The Indian tax Authorities were not satisfied and knock the door of the Hon’ble Apex Court. The Apex Court in the case of Nestle[3] ruled against Delhi HC view and find the following:

  • A notification under Section 90(1) of the Income Tax Act is necessary and mandatory for a court, authority, or tribunal to give effect to a DTAA or any protocol changing its terms or conditions. This notification is required to alter the existing provisions of law.
  • The court clarified that the MFN clause in a DTAA does not automatically lead to the integration of benefits extended to another OECD member country.
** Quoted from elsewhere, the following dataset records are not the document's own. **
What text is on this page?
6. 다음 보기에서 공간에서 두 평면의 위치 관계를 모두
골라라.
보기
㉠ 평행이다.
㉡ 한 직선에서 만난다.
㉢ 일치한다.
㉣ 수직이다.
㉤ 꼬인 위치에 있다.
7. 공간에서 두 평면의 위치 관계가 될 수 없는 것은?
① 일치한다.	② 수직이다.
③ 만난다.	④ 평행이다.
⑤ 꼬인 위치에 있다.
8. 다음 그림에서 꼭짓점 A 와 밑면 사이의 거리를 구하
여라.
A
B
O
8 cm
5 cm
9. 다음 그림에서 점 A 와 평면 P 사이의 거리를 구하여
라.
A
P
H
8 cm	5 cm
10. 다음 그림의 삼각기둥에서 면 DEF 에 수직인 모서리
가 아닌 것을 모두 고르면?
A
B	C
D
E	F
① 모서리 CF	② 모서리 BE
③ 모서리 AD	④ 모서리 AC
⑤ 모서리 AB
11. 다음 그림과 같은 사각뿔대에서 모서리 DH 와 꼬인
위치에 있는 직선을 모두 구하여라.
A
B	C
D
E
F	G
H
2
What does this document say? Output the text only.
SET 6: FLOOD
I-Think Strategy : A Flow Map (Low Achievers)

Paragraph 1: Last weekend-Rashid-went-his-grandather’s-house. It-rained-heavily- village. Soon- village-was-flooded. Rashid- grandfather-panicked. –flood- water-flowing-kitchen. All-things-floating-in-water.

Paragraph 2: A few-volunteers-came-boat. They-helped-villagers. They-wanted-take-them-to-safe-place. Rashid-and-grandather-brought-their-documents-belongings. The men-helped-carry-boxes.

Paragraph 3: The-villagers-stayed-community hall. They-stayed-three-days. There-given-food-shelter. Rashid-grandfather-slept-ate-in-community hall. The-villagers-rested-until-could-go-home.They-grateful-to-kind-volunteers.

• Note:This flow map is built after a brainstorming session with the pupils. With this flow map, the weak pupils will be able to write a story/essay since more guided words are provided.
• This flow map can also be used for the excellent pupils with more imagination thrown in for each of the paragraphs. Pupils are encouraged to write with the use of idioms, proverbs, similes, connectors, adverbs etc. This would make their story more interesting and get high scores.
The terms of the earlier DTAA must be amended through a separate notification under Section 90.
  • The term “is” in the context of the MFN clause has a present signification. For a party to claim the benefit of a “same treatment” clause, the relevant date is when the DTAA is entered into with India, not a later date when the country becomes an OECD member.
  • The court considered international practices and the Vienna Convention on the Law of Treaties (VCLT) for treaty interpretation. It highlighted that the treaty practice of countries like Switzerland, Netherlands, and France is dictated by their constitutional and legal regimes, which differ from India’s requirements for treaty integration into domestic law.

[1] M/S Nestle SA vs. Assessing Officer, W.P.(C) 3243/2021

[2] Concentrix Services Netherlands B.V. vs. Income Tax Officer TDS & Anr W.P.(C) 9051/2020 and W.P.(C) 882/2021

[3] CIVIL APPEAL NO(S). 1420 OF 2023

As a result of the Apex Court judgment, Switzerland decided to suspend the MFN clause from the India-Swiss DTAA, which will increase the dividend withholding tax rate for Indian residents and companies with Swiss investments.

#3 Conclusion and Way Forward

This recent development from the Swiss side will lead to higher tax rates on dividends. Indian companies will face higher tax liabilities as the withholding tax on dividends from Swiss entities rises to 10%, aligning with the rate Swiss companies already bear for dividends from Indian subsidiaries post Apex Court ruling. While this impacts dividend-related tax burdens, other DTAA benefits, such as relief on royalties and fees for technical services, remain unchanged.

The increase in taxes on dividends in India vis-à-vis Switzerland will lead to curtailment of Swiss investment in India which shall impact 100 Billion Swiss investment. This all started with interpreting word ‘is’ in DTAA.